9. Il est nécessaire de souligner que la discrimination qui s’exerce dans le monde du travail ne disparaîtra pas d’elle-même; il ne faut pas non plus compter sur le marché, laissé à lui-même, pour y mettre un terme. Son élimination exige que toutes les parties intéressées s’engagent dans une politique avisée, ciblée et cohérente pendant une période de temps suffisante.

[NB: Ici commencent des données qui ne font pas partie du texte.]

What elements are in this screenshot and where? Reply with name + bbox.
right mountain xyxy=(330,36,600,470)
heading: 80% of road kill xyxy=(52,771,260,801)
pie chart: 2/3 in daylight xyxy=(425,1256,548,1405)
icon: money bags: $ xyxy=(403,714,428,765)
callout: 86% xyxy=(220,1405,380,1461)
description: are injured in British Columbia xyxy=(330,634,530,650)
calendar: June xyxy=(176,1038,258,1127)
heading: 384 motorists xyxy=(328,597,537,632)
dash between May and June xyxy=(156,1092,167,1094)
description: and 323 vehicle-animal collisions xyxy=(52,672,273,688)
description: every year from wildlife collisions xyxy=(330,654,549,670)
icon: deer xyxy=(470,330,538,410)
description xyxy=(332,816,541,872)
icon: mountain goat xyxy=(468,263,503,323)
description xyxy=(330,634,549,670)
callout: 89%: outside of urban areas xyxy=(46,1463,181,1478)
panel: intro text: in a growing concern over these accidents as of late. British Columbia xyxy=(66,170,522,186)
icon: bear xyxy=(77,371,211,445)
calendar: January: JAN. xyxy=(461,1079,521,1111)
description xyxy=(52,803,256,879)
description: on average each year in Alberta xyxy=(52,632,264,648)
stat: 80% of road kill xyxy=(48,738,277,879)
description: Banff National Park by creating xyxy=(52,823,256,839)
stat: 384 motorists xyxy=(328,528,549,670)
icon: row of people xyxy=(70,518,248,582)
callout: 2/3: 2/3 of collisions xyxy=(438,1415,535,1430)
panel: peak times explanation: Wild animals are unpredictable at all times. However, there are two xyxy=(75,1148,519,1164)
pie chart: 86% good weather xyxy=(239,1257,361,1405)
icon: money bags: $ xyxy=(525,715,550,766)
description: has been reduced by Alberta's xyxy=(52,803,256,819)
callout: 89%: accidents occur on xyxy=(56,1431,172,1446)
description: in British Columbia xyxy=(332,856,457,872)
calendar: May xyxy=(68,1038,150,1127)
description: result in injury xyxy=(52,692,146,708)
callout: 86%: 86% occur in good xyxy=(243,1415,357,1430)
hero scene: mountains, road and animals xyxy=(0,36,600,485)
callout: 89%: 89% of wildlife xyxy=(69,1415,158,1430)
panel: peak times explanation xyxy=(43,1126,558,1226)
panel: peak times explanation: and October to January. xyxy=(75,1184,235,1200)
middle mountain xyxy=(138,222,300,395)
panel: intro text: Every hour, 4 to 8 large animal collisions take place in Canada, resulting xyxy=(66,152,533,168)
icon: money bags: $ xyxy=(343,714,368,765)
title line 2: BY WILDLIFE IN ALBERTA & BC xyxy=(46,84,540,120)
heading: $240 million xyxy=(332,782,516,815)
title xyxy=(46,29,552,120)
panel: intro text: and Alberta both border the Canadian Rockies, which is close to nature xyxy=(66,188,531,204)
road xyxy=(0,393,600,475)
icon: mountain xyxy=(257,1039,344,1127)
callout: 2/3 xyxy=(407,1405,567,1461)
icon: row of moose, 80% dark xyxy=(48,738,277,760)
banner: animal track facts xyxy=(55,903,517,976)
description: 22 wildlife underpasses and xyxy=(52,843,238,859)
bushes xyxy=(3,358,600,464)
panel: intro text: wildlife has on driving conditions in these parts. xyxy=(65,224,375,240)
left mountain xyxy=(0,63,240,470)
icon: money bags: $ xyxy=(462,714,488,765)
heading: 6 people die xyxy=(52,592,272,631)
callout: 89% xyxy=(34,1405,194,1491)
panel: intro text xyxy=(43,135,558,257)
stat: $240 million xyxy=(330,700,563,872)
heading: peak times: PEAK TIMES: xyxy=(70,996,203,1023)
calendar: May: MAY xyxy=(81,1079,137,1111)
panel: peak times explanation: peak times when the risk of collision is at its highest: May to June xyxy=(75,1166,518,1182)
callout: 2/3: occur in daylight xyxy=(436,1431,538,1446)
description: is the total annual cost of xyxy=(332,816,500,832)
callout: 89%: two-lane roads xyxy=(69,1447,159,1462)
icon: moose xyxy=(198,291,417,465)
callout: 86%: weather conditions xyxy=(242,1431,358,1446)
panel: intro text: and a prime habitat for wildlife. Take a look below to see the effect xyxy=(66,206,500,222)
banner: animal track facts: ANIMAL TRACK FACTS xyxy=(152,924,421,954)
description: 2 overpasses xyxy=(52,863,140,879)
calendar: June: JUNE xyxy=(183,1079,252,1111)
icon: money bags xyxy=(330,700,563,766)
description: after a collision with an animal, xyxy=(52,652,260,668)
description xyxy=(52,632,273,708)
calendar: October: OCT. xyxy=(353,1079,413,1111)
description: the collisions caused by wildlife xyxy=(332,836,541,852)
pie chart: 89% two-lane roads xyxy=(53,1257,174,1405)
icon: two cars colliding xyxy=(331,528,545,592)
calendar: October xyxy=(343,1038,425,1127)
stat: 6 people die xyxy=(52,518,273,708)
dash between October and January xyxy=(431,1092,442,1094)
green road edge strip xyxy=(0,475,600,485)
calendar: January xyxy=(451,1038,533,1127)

10. L’Assemblée parlementaire recommande donc au Comité des Ministres :
de charger le comité intergouvernemental compétent de mettre en place un projet pour combattre la discrimination à l’encontre des femmes parmi les demandeurs d’emploi et sur le lieu de travail en invitant les gouvernements :
a. à réviser et à élaborer des lois et traités qui non seulement interdisent la discrimination en droit, mais qui prévoient aussi explicitement l’obligation de prévenir les discriminations et de promouvoir l’égalité ;
b. à garantir une meilleure application et exécution des lois et règlements en vigueur au niveau national, visant à lutter contre la discrimination à l’égard des femmes parmi les demandeurs d’emploi et sur le lieu de travail ;
c. à mettre en place des mécanismes de contrôle efficaces aux niveaux international et national, à garantir leur bon fonctionnement et à obtenir l’adhésion de tous les acteurs du marché, notamment les associations d’employeurs et les syndicats ;
d. à fixer des objectifs concrets au niveau national tant pour les taux d’activité et de chômage des femmes que pour la réduction de l’écart des rémunérations entre les femmes et les hommes, et à prendre les mesures nécessaires à leur réalisation ;
e. à créer et à encourager la mise en œuvre, au niveau national, de programmes d’accès à l’égalité pour lutter contre les préjugés à l’égard des femmes aux postes à responsabilité, afin que, à mérite égal, les candidates féminines soient embauchées ou promues ;
f. à initier et à soutenir des campagnes, à tous les niveaux, contre les stéréotypes défavorables aux femmes existant dans la société (répartition traditionnelle des rôles au sein de la société, de la famille et sur le lieu de travail), et à promouvoir une meilleure répartition entre les femmes et les hommes pour les tâches ménagères et la garde des personnes vivant au foyer ;
g. à faciliter la conciliation de la vie professionnelle et de la vie privée pour les femmes et les hommes, et à investir dans des structures de garde pour les enfants et les personnes âgées avec des horaires d’ouverture adaptés ;
h. à soutenir des projets visant à aider les femmes qui ont subi des discriminations à saisir les autorités compétentes et à veiller à ce que la charge de la preuve dans les cas de discrimination fondée sur le sexe soit reportée sur les employeurs ;
de mener une campagne de sensibilisation en vue d’éradiquer les stéréotypes et les idées préconçues défavorables aux femmes en ce qui concerne tant le coût économique de l’embauche et du travail des femmes que leur rôle et leurs compétences, leur engagement personnel et leur façon de diriger sur leur lieu de travail.